Unbelievable Plants That EAT Animals

Unbelievable Plants That EAT Animals

No, this isn’t a tribute to the Little Shop of Horrors; it’s an overview of 5 total anomalies of nature – plant species that actually eat animals. Don’t worry, none of these atypically aggressive flowers are powerful enough to consume a human. Geckos, other small insects, and lizards, on the other hand, should tread carefully.

 

1. Tropical Pitcher Plant (Nepenthes)


This disturbing plant grows in South East Asia, Australia, India, and Madagascar; it’s named after the long tubular vase-like cups that make up its flowers and are also sometimes referred to as “monkey cups”, as monkeys have been known to drink water from them. It’s part of the carnivorous plant genus, Nepenthes. Although the plant mostly captures passing insects like beetles, ants, butterflies, and moths, it will happily swallow larger game such as geckos, small frogs, and mice if they dare get too close to its trap. Once swallowed, it can take up to 2 months to complete the digestive process.

 

2. Cobra Lily (Darlingtonia)


The cobra lily is also known as the “California pitcher plant” and is a carnivorous species, although it belongs to a different genus as the tropical pitcher plant. As its alternate name suggests, it’s native to Northern California as well as the Oregon coast. The cobra lily feeds on foraging insects and bugs, using secretions and angled hairs to force its prey into its grasp. Once inside, the insect will tire itself trying to escape as the flower contains numerous “false exits” through translucent membranes, while the real exit hole is stealthily hidden by the plant curling it underneath itself.

 

3. Trigger Plants (Stylidium)


Specialists still aren’t exactly sure if trigger plants are actually carnivorous, or if their entrapment of insects is merely a defense mechanism. Either way, coming across one of these complex plants doesn’t end well for most bugs. The tip of the plant produces a sugary substance meant to draw in insects so that they can be suffocated. The purpose of this ability is thought to be to keep the lower and more sensitive parts of the plant safe, however, because it also produces digestive enzymes found in other species of carnivorous plants, the true nature of its murderous ways is still up for debate.

 

4. Venus Flytrap (Dionaea)


Probably the most commercially dramatized carnivorous plant around, the Venus flytrap captures its prey by use of a “snap trap”, which are basically two toothed portions that slam shut within a tenth of a second to capture insects, flies, and sometimes larger game, like spiders.
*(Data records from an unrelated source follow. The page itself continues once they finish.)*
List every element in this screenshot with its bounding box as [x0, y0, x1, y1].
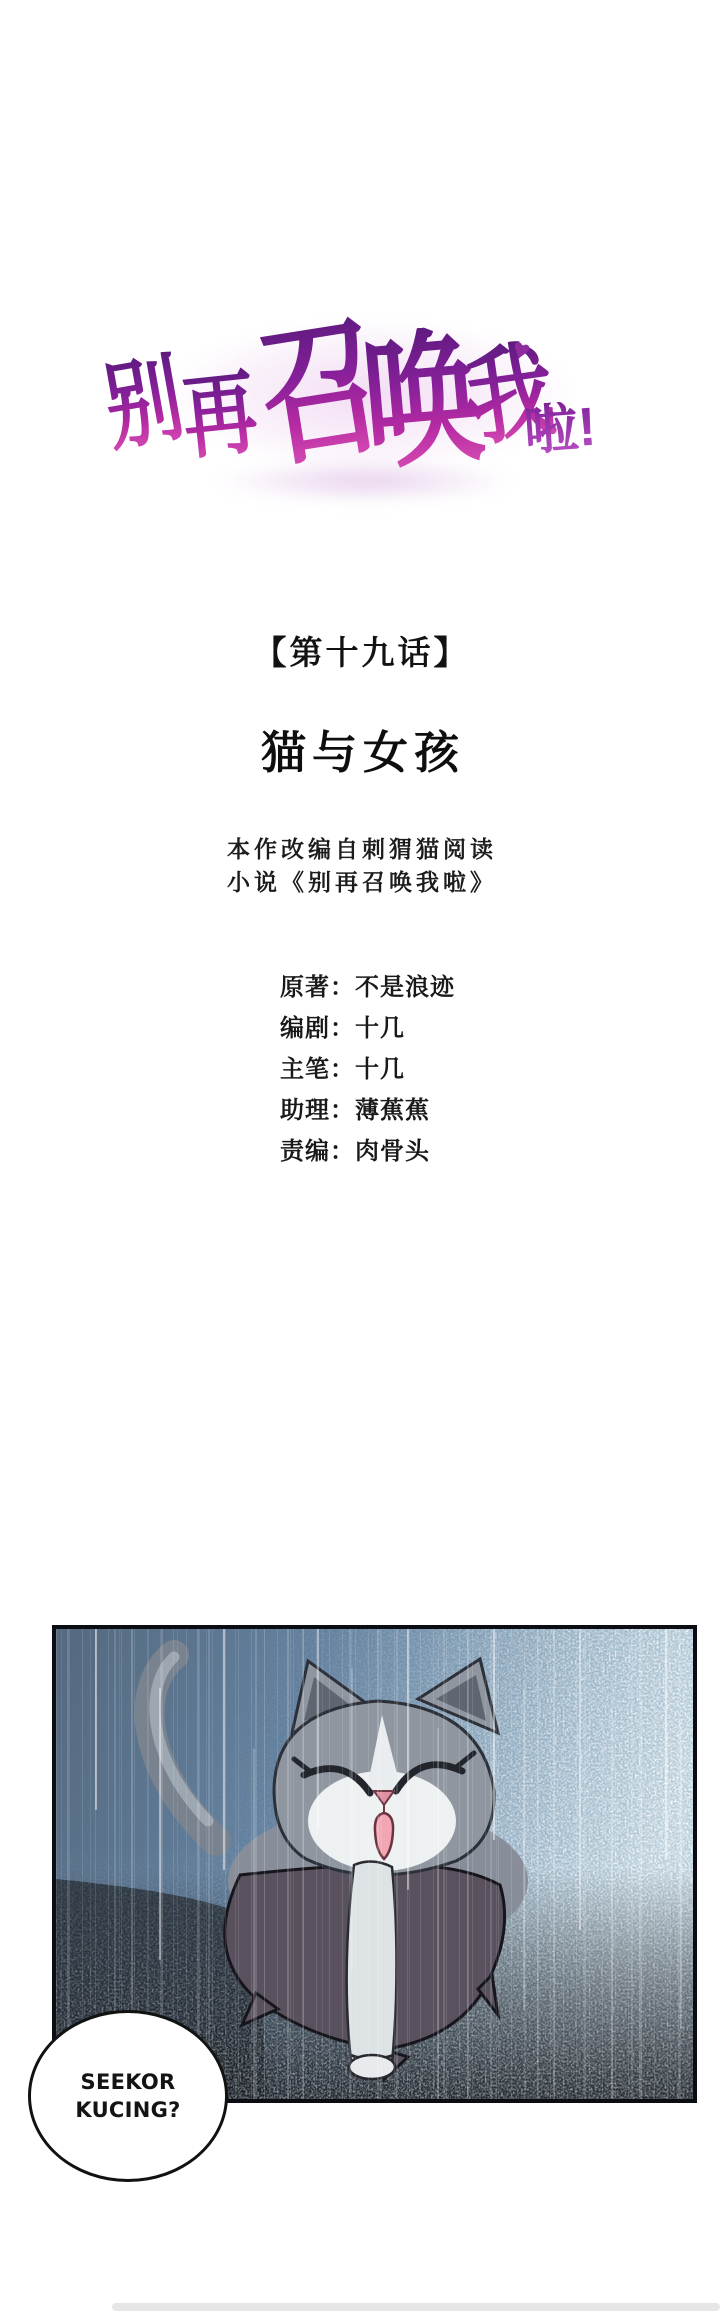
credit-role: 主笔	[280, 1056, 330, 1083]
credit-role: 助理	[280, 1097, 330, 1124]
logo-char: 再	[179, 366, 262, 465]
credit-name: 薄蕉蕉	[355, 1097, 430, 1124]
chapter-title: 猫与女孩	[0, 716, 720, 781]
next-panel-edge	[112, 2303, 720, 2311]
credit-colon: ：	[330, 1097, 355, 1124]
cat-front-leg	[347, 1861, 397, 2079]
chapter-number: 【第十九话】	[0, 627, 720, 674]
credit-name: 十几	[355, 1056, 405, 1083]
adaptation-line-2: 小说《别再召唤我啦》	[0, 866, 720, 899]
credit-role: 原著	[280, 974, 330, 1001]
speech-bubble: SEEKOR KUCING?	[28, 2010, 228, 2182]
logo-char: 别	[98, 350, 190, 458]
credit-role: 责编	[280, 1138, 330, 1165]
credit-role: 编剧	[280, 1015, 330, 1042]
credit-name: 不是浪迹	[355, 974, 455, 1001]
credit-colon: ：	[330, 1138, 355, 1165]
credit-colon: ：	[330, 1015, 355, 1042]
credit-colon: ：	[330, 1056, 355, 1083]
credit-row: 主笔：十几	[280, 1058, 455, 1082]
credit-name: 十几	[355, 1015, 405, 1042]
credit-colon: ：	[330, 974, 355, 1001]
comic-page: 别 再 召 唤 我 ♥ 啦! 【第十九话】 猫与女孩 本作改编自刺猬猫阅读 小说…	[0, 0, 720, 2311]
credit-row: 责编：肉骨头	[280, 1140, 455, 1164]
logo-suffix: 啦!	[522, 400, 598, 459]
cat-paw	[349, 2055, 395, 2079]
adaptation-line-1: 本作改编自刺猬猫阅读	[0, 833, 720, 866]
credit-row: 原著：不是浪迹	[280, 976, 455, 1000]
credit-name: 肉骨头	[355, 1138, 430, 1165]
speech-line-1: SEEKOR	[81, 2069, 176, 2095]
credit-row: 编剧：十几	[280, 1017, 455, 1041]
speech-line-2: KUCING?	[75, 2097, 180, 2123]
credits-list: 原著：不是浪迹 编剧：十几 主笔：十几 助理：薄蕉蕉 责编：肉骨头	[280, 976, 455, 1181]
adaptation-note: 本作改编自刺猬猫阅读 小说《别再召唤我啦》	[0, 833, 720, 899]
credit-row: 助理：薄蕉蕉	[280, 1099, 455, 1123]
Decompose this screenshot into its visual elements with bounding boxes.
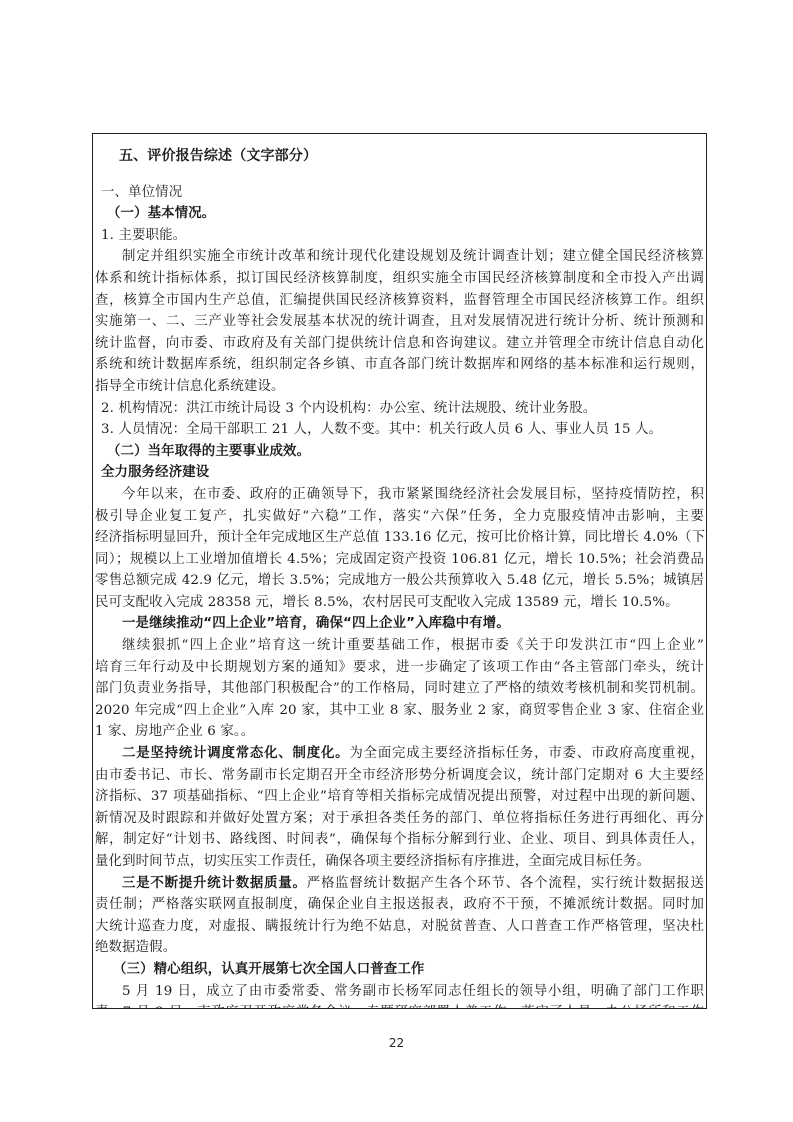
point1-line: 1 家、房地产企业 6 家。。	[95, 721, 704, 743]
item1-line: 制定并组织实施全市统计改革和统计现代化建设规划及统计调查计划；建立健全国民经济核…	[95, 246, 704, 268]
report-content: 五、评价报告综述（文字部分） 一、单位情况 （一）基本情况。 1. 主要职能。 …	[95, 146, 704, 1009]
point1-line: 培育三年行动及中长期规划方案的通知》要求，进一步确定了该项工作由“各主管部门牵头…	[95, 657, 704, 679]
census-line: 责；7 月 2 日，市政府召开政府常务会议，专题研究部署人普工作，落实了人员、办…	[95, 1002, 704, 1009]
item1-line: 系统和统计数据库系统，组织制定各乡镇、市直各部门统计数据库和网络的基本标准和运行…	[95, 354, 704, 376]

They don’t grow larger than a maximum of 5 inches across, so “bigger” prey (like mice and small reptiles) are safe around them. Once captured, in line with other carnivorous species, the Venus flytrap will use special digestive enzymes to decompose the prey and take in nutrients.

 

5. Bladderworts (Utricularia)


Bladderworts are found in marshy areas, lakes, and streams around the world and are characterized by rows of tiny watery sacs that line their elongated spines. They use these “containers” to suck in passing prey, which subsists mainly of insect larvae, water fleas, and aquatic worms. Once inside, they digest the captured bug within milliseconds. Bladderworts are widespread, and are considered an invasive species.